Rebecca Johnson, Ph.D.

Rebecca Johnson, Ph.D.

Rebecca Johnson

Dean of Academics & Deputy Director, Marine Corps War College

Dr. Johnson joined the Marine Corps War College as Dean of Academics and Deputy Director in November 2015. Previously, she served on the faculty at the Command and Staff College from 2009-2015 and as chair of the University’s Faculty Council from 2012-2015, where she oversaw the development of MCU's Quality Enhancement Plan to foster students’ creative problem solving abilities. Before coming to MCU, Dr. Johnson taught at The Georgetown Public Policy Institute at Georgetown University, and from 2004 to 2008 was an Assistant Professor in the School of International Service at American University. From 2003-2005 Dr.

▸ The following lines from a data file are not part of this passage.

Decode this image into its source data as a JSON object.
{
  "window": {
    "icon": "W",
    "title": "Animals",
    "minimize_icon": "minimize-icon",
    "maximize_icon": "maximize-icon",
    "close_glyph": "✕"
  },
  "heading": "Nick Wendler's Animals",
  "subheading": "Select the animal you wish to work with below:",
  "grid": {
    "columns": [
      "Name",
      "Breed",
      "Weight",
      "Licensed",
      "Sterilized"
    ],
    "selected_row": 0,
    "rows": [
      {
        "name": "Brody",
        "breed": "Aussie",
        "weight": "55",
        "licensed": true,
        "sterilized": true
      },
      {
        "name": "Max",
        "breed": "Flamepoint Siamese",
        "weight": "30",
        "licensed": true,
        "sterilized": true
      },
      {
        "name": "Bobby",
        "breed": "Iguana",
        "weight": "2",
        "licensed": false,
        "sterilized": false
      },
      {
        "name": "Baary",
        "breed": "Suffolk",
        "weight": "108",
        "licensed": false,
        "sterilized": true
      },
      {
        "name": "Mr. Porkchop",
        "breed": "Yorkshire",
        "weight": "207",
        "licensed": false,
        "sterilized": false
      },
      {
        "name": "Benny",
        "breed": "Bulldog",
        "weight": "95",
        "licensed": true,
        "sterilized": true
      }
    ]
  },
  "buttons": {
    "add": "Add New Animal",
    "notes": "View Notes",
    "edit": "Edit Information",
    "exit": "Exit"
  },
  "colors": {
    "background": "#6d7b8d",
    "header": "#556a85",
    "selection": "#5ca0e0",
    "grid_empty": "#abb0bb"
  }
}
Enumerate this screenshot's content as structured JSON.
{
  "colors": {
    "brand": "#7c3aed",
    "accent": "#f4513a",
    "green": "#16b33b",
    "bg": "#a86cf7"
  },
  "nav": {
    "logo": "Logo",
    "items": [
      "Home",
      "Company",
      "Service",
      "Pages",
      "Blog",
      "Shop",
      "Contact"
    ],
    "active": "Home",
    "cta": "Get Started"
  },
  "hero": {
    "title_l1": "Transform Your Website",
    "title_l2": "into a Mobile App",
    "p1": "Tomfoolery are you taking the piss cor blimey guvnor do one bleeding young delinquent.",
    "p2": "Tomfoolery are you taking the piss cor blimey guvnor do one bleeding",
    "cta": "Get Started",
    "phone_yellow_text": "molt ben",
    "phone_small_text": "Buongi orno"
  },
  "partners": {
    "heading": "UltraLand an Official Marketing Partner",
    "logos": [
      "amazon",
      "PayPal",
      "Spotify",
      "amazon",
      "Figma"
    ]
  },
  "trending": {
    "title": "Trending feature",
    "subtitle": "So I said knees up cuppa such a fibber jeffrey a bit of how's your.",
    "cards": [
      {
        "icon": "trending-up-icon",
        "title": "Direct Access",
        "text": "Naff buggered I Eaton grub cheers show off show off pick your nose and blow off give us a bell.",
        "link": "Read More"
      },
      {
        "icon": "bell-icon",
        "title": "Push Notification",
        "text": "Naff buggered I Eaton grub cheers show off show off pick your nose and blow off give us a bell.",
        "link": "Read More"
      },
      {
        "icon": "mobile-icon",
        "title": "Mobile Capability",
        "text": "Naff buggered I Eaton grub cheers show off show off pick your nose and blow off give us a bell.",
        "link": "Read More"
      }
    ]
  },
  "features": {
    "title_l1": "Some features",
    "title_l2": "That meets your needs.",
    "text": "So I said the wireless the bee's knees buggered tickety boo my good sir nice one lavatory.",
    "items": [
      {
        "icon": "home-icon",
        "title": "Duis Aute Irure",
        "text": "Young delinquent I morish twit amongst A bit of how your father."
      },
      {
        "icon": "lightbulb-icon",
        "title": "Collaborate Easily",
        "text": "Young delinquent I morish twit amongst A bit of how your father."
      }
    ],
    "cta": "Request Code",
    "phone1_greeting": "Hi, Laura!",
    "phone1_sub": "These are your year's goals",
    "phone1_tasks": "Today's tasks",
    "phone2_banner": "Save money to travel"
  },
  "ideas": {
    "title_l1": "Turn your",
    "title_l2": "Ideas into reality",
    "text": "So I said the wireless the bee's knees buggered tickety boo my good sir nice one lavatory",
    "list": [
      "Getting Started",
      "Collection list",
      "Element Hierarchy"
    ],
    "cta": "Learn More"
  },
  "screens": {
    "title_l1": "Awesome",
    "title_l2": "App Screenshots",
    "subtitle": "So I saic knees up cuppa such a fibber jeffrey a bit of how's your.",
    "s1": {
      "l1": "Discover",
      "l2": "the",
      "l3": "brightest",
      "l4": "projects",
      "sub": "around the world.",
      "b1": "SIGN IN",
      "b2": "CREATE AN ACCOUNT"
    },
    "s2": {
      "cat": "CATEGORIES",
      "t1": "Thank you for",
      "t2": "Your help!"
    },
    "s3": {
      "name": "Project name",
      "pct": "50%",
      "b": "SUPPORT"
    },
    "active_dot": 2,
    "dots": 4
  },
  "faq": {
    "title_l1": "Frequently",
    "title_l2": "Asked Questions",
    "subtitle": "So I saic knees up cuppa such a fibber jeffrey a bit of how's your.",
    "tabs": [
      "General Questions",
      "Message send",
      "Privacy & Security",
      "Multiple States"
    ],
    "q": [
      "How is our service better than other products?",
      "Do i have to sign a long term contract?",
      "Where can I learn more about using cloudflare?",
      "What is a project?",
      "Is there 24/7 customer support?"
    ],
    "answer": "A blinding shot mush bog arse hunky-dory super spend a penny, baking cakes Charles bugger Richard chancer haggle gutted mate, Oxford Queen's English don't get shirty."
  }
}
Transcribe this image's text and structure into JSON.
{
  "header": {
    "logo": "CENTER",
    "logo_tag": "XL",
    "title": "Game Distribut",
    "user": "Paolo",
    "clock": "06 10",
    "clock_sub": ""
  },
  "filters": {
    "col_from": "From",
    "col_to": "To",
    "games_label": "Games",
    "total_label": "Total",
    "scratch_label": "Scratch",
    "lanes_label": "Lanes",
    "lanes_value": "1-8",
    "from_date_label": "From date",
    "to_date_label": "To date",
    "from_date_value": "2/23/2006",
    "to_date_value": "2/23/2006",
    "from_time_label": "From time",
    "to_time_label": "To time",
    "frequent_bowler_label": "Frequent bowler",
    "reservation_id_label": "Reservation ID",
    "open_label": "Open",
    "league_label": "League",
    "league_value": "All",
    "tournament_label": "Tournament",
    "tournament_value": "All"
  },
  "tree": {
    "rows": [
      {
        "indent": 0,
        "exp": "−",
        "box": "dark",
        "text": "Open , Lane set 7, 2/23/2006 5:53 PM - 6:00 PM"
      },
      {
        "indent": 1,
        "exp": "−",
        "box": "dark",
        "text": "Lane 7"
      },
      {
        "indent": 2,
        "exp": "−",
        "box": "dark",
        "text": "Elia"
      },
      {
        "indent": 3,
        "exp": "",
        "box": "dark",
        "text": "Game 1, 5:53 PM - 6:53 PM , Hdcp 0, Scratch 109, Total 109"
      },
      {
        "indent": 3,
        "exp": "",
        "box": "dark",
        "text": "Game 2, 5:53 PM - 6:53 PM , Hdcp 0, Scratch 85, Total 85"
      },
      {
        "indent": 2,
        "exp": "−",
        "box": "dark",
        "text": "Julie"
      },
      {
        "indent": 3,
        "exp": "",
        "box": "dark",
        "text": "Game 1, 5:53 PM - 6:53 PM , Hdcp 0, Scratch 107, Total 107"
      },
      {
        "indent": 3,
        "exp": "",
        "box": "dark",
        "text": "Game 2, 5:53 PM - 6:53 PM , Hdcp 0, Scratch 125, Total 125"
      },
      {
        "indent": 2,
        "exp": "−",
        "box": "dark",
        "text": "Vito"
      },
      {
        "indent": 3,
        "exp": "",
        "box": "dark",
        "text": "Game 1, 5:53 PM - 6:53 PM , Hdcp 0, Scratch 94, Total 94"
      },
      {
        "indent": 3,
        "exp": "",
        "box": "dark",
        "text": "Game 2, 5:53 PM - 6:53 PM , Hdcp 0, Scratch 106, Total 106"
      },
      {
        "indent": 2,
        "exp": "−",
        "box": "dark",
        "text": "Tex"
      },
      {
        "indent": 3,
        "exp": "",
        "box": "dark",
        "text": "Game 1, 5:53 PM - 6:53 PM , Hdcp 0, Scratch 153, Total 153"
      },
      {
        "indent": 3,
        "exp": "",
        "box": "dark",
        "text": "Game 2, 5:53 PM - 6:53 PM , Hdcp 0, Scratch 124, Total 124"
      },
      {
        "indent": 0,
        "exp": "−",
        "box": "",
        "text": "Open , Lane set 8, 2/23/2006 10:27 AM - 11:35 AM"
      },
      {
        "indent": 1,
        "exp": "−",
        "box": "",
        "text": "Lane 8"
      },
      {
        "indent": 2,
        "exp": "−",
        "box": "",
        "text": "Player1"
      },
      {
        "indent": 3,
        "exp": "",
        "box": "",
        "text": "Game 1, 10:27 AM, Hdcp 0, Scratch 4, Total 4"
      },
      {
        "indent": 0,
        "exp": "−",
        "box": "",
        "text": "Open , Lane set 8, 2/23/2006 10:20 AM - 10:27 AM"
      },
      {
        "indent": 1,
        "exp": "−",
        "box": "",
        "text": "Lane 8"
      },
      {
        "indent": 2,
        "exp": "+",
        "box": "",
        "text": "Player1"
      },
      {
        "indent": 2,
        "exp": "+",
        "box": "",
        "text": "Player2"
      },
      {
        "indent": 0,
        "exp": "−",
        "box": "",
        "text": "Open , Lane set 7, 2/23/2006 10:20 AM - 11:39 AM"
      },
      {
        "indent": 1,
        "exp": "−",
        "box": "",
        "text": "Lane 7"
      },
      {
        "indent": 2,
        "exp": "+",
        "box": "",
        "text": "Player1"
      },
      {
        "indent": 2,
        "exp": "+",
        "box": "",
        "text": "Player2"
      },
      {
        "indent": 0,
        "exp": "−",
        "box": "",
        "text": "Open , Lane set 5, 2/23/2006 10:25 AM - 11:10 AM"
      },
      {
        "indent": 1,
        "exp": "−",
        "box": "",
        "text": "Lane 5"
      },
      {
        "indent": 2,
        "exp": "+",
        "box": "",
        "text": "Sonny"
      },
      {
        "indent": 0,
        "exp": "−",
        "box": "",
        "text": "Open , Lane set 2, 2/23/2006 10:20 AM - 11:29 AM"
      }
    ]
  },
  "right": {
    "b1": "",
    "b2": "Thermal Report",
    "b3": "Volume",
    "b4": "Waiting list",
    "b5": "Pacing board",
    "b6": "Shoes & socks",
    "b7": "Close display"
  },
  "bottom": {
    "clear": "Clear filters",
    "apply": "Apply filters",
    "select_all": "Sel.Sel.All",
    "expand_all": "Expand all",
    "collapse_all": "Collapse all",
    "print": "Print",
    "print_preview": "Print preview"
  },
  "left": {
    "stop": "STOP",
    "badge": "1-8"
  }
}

Johnson served as the Academic Director for the South Carolina Washington Fellows Program at the University of South Carolina. Additionally, she has lectured on Balkan history for U.S. police officers preparing to deploy to the international policing mission in Kosovo through Civilian Police International and has taught undergraduate international ethics at Sookmyung Women's University in Seoul, ROK. In 2006 she was selected to participate in the United States Institute of Peace's faculty seminar on "Global Peace and Security from Multiple Perspectives".
 
Dr. Johnson's current research explores how to develop and maintain moral fitness. Her most recent publication, “Serving Two Masters: When Professional Ethics Collides with Personal Morality” appeared in George Lucas’s Routledge Handbook of Military Ethics, 2015. Her chapter, “Ethical Requirements of the Profession: Obligations of the Professional, the Profession, and the Client” will appear in Finney and Mayfield (eds.) The Intersection of Profession and Ethics: Redefining the Modern Military (forthcoming). She also serves on the Council for the National Capital-Area Political Science Association.
 
Dr. Johnson holds a B.A. (Government), from The University of Texas at Austin, an M.A. (Government), from Georgetown University, a Ph.D. (Government), also from Georgetown University, and a M.Div. from Wesley Theological Seminary, earned in 2010.